There is a little of the leaven of this idea even in our own statute laws, but,—let us be thankful, O sister women!—they are not so bad but they might be worse. The law recognizes us as having one-third, and in some states, one-half, as much existence as a man, and we can at the will of our husbands, or, at least, if they have expressed no actual adverse desire, become part owners of our children during our widowhood and their minority. If we do not wish to forfeit this right, we have only to refrain from contracting a second marriage.

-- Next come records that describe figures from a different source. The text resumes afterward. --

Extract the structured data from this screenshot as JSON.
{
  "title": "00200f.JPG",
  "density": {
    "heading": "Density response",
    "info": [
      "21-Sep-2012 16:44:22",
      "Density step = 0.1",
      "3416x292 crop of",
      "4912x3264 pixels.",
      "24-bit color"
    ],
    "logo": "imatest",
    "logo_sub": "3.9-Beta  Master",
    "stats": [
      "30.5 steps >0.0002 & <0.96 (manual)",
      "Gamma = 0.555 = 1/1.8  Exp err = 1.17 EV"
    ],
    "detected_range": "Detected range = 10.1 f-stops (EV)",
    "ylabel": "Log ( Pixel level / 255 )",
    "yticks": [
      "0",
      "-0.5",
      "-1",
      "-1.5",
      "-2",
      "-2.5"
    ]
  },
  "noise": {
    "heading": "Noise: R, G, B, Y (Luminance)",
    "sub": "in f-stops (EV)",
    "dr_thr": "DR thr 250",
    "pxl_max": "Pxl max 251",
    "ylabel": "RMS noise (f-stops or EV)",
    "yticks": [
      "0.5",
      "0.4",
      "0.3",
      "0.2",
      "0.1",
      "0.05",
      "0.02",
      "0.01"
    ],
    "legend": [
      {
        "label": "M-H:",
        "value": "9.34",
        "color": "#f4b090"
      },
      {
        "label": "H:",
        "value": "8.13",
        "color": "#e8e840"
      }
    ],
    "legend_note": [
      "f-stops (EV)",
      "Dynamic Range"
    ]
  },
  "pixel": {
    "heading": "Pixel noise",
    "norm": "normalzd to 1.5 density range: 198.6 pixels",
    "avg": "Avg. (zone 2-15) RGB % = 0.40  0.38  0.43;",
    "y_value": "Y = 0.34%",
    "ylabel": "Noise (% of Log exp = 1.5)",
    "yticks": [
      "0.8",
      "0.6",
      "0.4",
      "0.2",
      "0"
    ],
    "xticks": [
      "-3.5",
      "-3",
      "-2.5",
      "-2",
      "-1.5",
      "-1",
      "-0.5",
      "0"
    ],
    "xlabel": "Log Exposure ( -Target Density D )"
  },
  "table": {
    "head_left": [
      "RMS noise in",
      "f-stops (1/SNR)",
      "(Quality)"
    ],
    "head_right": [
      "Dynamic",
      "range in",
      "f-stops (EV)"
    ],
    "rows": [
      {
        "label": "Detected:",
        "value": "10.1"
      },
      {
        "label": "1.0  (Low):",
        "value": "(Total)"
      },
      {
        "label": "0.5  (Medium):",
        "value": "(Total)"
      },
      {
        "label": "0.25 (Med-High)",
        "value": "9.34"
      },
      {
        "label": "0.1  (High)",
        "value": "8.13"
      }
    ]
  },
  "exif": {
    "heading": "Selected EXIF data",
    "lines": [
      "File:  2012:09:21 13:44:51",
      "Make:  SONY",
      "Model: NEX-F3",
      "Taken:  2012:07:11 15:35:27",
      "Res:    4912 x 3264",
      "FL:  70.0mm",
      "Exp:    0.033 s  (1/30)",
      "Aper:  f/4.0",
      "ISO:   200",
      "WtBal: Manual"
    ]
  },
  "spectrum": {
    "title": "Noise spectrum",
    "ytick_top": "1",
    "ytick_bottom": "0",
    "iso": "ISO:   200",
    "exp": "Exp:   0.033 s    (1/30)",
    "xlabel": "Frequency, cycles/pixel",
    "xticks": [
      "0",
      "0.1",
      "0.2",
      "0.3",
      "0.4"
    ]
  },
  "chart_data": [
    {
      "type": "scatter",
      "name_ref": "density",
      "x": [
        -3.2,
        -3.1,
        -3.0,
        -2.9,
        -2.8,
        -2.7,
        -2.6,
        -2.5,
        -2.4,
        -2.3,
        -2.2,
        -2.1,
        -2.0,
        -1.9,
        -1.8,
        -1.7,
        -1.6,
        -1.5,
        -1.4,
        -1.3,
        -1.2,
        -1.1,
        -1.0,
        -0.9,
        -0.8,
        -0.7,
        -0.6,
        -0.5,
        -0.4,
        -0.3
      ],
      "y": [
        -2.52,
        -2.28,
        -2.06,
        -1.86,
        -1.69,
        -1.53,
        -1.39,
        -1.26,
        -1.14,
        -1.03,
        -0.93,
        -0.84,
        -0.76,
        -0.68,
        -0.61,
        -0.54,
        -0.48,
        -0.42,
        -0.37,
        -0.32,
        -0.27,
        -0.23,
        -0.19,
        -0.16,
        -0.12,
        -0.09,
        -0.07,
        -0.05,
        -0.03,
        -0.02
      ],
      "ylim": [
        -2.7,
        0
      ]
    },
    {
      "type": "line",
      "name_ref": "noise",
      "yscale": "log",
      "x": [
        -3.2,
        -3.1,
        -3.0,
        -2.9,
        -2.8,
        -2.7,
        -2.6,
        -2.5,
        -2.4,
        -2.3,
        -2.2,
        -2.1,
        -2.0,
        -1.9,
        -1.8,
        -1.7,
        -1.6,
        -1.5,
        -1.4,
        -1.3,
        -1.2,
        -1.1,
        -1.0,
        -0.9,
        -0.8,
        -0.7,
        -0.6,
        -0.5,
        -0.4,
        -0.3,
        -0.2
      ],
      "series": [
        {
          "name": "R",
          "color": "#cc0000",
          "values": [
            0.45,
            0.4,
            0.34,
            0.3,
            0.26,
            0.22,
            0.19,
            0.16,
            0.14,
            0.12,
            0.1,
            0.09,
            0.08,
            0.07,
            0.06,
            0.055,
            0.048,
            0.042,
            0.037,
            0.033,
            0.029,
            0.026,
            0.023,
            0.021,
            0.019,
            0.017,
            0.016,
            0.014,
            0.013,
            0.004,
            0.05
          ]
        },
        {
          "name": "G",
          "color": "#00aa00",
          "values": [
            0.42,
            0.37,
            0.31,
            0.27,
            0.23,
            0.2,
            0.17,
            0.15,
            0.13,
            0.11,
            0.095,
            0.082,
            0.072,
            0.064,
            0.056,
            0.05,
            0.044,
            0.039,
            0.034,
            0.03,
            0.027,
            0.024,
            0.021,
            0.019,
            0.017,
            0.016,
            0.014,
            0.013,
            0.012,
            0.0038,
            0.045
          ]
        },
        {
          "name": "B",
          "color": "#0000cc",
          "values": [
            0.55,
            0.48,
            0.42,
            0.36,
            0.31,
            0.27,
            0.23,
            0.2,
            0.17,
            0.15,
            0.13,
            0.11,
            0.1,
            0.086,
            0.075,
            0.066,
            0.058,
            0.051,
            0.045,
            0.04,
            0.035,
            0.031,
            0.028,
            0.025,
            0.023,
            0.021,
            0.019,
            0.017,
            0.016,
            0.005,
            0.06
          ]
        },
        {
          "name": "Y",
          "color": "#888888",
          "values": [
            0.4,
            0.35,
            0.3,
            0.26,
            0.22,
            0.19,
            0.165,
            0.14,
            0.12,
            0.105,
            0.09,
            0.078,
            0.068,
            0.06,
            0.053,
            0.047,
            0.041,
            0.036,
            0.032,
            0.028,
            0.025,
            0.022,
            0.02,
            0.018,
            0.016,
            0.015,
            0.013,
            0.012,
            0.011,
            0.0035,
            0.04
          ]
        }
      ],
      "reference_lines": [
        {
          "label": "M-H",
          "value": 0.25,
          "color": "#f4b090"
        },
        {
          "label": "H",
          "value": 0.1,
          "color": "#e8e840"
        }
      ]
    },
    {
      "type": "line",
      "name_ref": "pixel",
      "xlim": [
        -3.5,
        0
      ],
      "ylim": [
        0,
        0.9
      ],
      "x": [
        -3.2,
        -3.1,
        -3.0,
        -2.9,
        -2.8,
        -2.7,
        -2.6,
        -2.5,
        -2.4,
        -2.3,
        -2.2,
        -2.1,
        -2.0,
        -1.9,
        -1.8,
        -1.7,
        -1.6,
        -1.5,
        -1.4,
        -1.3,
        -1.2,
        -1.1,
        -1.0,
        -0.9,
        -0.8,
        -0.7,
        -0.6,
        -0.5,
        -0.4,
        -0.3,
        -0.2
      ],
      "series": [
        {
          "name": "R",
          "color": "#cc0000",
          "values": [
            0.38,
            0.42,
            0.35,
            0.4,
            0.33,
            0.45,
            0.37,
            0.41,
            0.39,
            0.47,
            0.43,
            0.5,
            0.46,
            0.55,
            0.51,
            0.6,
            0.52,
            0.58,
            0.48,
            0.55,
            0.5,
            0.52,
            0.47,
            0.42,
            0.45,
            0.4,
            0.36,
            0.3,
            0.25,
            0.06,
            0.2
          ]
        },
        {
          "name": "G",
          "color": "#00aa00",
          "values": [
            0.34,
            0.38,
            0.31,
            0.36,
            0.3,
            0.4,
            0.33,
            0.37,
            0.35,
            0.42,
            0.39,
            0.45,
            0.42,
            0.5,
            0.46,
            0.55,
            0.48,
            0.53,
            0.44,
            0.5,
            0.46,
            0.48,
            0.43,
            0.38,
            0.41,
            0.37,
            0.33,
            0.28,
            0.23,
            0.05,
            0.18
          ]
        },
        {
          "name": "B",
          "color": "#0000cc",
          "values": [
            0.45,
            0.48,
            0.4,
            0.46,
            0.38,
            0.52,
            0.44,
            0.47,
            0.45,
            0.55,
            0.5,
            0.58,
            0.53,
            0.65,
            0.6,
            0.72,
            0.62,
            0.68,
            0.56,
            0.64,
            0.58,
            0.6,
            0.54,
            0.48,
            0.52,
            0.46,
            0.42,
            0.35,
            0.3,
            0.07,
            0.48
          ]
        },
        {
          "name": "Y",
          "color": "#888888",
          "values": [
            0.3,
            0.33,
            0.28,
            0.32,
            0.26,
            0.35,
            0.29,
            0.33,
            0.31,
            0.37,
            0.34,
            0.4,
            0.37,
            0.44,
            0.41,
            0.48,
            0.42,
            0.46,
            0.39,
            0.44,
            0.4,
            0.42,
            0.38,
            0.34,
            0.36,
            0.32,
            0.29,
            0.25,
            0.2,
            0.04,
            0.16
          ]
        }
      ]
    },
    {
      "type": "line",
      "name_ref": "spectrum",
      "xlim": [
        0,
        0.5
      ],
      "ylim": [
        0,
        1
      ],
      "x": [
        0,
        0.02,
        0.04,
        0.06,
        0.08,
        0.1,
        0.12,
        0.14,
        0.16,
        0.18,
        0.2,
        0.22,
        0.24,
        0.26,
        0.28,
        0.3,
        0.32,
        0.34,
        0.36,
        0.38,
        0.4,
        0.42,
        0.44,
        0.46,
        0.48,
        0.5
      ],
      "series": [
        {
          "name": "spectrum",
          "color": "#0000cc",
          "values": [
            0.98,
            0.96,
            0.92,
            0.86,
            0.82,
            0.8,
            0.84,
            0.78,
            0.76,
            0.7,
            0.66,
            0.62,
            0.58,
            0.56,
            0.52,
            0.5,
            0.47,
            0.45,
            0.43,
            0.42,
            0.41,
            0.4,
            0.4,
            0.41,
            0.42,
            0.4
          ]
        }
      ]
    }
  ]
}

In America, women are neither bought nor sold—at least not ostensibly so. They are allowed more freedom than in any other nation under the sun in the selection of their life-companions. They are free to come and go when and where they please, and are treated everywhere, with consideration and respect. I think the majority of the sex show their worthiness of this freedom, by their circumspect deportment; while the intelligence of American women, which is second to that of no women of any nationality whatever, attests to the fact that opportunity only has been wanting to turn the sex from frivolity and profligacy to more serious and better things. The orient and the occident do not differ so widely in any other respect as in their representative women. The woman of the east is an idle voluptuary, or an ignorant drudge, seemingly sanctioning all the evil things that are said of her. The representative woman of the west is cultured, refined, and disciplined, and with a sensual nature so little developed, or so cold naturally, that she is a check upon, rather than an inciter to sensual pleasures in man. The two classes of women are not radically different. They are both women, with like natures and like capabilities, but the circumstances which have attended their development have been so entirely different that we scarcely recognize the same humanity in each.